As chef of Pizzeria Picco in Larkspur, Restaurant Picco in Larkspur and Bix in San Francisco, Chef Bruce Hill has a flair for creating stylish Italian and New American food.

He also has a thing for massaging fruit.

Before you raise your eyebrows too high at that, just know that it involves the ancient and quite labor-intensive Japanese tradition of preserving persimmons.

Hill has been making the dried persimmons, known as hoshigaki, for the past four years, ever since he was inspired to give it a try by the lovely sight of all the bright orange persimmons at his local farmers market.

He doesn’t use the hoshigaki at his restaurants or sell them. He just makes them for fun to give to family and friends. And when he asked me if I would like to try some, I jumped at the chance.

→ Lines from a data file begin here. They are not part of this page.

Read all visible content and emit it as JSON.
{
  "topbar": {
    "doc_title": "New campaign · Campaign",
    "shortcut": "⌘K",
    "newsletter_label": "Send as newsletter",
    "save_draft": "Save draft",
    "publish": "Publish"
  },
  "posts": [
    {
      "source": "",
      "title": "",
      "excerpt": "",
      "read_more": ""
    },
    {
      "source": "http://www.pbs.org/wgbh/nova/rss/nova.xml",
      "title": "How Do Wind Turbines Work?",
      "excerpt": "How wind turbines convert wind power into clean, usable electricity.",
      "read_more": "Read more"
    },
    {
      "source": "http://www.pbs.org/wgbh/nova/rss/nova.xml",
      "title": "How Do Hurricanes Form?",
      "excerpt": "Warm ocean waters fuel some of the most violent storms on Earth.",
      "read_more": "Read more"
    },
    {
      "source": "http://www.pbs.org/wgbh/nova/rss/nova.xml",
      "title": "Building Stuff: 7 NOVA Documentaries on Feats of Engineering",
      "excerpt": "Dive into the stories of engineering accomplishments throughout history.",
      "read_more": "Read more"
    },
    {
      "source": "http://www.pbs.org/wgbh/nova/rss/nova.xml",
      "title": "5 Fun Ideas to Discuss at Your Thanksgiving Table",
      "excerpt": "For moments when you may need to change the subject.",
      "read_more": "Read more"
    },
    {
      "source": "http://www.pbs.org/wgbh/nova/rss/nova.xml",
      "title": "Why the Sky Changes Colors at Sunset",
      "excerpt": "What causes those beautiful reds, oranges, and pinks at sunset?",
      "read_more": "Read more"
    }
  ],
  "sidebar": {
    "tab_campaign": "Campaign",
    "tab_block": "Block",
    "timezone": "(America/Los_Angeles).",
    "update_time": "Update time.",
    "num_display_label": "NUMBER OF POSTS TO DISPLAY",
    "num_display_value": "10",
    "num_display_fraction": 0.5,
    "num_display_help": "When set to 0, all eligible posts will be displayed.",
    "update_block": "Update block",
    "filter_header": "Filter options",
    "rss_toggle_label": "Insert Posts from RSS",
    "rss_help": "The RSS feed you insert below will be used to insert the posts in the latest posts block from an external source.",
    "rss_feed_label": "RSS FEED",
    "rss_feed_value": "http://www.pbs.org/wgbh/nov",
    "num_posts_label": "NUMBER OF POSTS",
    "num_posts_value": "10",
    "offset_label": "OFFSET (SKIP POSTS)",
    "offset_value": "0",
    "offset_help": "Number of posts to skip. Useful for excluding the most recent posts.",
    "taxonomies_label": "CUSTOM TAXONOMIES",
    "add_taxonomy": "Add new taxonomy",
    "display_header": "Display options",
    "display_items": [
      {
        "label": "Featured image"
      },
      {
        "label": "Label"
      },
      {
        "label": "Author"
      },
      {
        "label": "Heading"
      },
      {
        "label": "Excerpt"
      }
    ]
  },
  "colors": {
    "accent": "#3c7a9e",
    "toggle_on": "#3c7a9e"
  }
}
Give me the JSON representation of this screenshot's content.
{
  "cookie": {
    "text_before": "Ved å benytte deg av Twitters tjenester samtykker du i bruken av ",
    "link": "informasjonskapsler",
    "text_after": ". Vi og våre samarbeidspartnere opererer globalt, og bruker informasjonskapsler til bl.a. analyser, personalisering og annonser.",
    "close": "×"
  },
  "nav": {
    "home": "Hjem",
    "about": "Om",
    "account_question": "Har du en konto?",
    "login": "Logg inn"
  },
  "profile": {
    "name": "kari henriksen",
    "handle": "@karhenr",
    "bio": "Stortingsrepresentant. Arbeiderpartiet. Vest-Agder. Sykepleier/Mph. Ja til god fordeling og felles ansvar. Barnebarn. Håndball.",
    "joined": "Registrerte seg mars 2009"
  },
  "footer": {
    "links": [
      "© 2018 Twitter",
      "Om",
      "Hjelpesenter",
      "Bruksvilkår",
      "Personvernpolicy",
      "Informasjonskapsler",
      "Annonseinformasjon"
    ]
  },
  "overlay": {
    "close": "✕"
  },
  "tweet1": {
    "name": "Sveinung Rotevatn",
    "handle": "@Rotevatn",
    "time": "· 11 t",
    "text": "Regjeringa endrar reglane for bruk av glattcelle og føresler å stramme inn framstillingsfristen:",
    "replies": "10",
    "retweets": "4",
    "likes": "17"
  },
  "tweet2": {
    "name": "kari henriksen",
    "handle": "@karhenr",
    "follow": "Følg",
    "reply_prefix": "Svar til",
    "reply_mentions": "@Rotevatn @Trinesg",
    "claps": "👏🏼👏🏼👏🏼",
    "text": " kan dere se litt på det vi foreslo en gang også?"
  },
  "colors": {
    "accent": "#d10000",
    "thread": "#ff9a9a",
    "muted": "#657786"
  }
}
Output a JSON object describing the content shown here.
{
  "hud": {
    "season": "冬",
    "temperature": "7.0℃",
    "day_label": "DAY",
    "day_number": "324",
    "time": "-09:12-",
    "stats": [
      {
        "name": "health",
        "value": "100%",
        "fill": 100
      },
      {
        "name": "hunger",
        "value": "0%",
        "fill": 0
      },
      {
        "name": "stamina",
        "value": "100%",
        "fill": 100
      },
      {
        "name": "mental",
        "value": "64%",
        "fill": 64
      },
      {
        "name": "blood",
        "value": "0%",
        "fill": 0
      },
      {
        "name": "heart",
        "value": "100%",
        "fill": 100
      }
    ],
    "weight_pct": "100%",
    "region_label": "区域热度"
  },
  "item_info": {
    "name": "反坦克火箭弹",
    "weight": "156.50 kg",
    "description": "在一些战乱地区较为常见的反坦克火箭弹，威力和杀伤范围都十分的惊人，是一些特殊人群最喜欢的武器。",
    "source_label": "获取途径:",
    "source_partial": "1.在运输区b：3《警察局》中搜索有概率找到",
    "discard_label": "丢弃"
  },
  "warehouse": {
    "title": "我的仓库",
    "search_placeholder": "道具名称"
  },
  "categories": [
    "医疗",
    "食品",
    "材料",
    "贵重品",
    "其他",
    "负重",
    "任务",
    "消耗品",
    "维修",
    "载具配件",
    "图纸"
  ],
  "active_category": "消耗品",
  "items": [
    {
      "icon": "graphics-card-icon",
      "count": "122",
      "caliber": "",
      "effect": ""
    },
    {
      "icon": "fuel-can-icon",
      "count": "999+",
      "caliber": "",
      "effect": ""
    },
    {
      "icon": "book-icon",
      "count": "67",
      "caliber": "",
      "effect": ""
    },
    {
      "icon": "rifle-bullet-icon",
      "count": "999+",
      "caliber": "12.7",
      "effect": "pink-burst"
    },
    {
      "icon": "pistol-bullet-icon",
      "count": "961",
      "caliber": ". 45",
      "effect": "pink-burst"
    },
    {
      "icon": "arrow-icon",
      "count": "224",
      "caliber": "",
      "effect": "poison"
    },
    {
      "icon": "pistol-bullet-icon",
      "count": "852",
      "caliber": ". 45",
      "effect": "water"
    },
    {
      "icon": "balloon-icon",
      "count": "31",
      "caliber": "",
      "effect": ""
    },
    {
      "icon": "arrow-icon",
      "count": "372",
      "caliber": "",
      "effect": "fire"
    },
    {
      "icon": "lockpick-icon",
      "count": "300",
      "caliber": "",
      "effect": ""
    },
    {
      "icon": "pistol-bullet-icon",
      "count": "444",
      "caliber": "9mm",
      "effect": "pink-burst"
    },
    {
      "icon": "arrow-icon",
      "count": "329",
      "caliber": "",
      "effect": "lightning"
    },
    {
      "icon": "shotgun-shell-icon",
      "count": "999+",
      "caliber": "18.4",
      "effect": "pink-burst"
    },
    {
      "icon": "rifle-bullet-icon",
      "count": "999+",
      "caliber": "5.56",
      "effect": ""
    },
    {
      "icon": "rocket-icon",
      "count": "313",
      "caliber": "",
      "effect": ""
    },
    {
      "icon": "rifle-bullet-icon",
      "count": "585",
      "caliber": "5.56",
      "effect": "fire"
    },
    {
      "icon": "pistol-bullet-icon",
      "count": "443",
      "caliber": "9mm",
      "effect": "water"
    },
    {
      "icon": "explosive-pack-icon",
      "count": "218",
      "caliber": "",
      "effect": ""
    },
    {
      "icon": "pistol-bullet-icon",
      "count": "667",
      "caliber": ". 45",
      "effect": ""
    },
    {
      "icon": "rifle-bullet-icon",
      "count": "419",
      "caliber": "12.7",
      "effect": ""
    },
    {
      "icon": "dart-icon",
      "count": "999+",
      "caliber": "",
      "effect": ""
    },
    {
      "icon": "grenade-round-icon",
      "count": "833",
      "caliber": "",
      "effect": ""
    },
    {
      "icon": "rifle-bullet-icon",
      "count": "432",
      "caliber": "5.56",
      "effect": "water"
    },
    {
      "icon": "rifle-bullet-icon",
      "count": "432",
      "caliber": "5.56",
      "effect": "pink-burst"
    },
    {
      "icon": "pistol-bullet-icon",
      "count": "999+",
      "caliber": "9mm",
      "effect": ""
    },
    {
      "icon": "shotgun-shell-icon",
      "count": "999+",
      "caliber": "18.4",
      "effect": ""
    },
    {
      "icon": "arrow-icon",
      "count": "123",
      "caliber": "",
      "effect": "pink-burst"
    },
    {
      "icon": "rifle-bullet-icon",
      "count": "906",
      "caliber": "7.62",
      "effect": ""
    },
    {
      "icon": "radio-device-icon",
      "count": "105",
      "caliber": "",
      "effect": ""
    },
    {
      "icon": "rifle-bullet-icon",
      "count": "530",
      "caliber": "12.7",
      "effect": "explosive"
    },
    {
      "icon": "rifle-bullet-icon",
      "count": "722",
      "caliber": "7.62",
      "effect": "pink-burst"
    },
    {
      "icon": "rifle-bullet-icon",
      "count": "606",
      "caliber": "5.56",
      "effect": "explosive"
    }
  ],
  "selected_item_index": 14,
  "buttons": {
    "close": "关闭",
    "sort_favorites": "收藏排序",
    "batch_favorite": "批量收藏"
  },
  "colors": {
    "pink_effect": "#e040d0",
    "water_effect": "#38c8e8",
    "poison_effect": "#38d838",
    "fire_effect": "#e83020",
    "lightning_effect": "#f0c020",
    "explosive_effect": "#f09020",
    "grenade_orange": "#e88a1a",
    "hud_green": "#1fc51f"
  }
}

Hill employs the traditional method of making them, which requires that the persimmons be peeled by hand, then hung by string for several weeks. During that time, he gives them regular massages to help break up the flesh and to help maintain their uniform shape. The rub-downs also help smooth the exterior to retard mold. After about six weeks of this pampering, a white powdery bloom naturally appears on the fruit, signaling that they’re ready to be enjoyed.

He sent me two kinds of hoshigaki, each made of the Hachiya variety of persimmon, so that I could get an idea of the transformation process.

The first hoshigaki, from Blossom Bluff Orchards, were the hue of yam puree. Still vivid orange, they had been started just three weeks ago. The second, made from persimmons from Hamada Farms, had the characteristic frosted look, having been started more than two weeks prior to the other batch.

The difference in appearance was indeed striking. So were the textures. The orange ones were moister and plumper; the white ones were denser and meatier. The flavors of each were similar — almost sweet potato-like with a subtle floral quality and a hint of warm baking spices.

If you’d like to try a taste of hoshigaki, you can find them at this time of year at Japanese markets, such as Nijiya. With all the labor involved, they don’t come cheap. Expect to pay about a dollar for each one.

Hill’s hoshigaki were huge in size compared to the ones I’ve seen in stores. They were beautiful to behold. What a treat to enjoy an unforgettable gift made with such care and passion.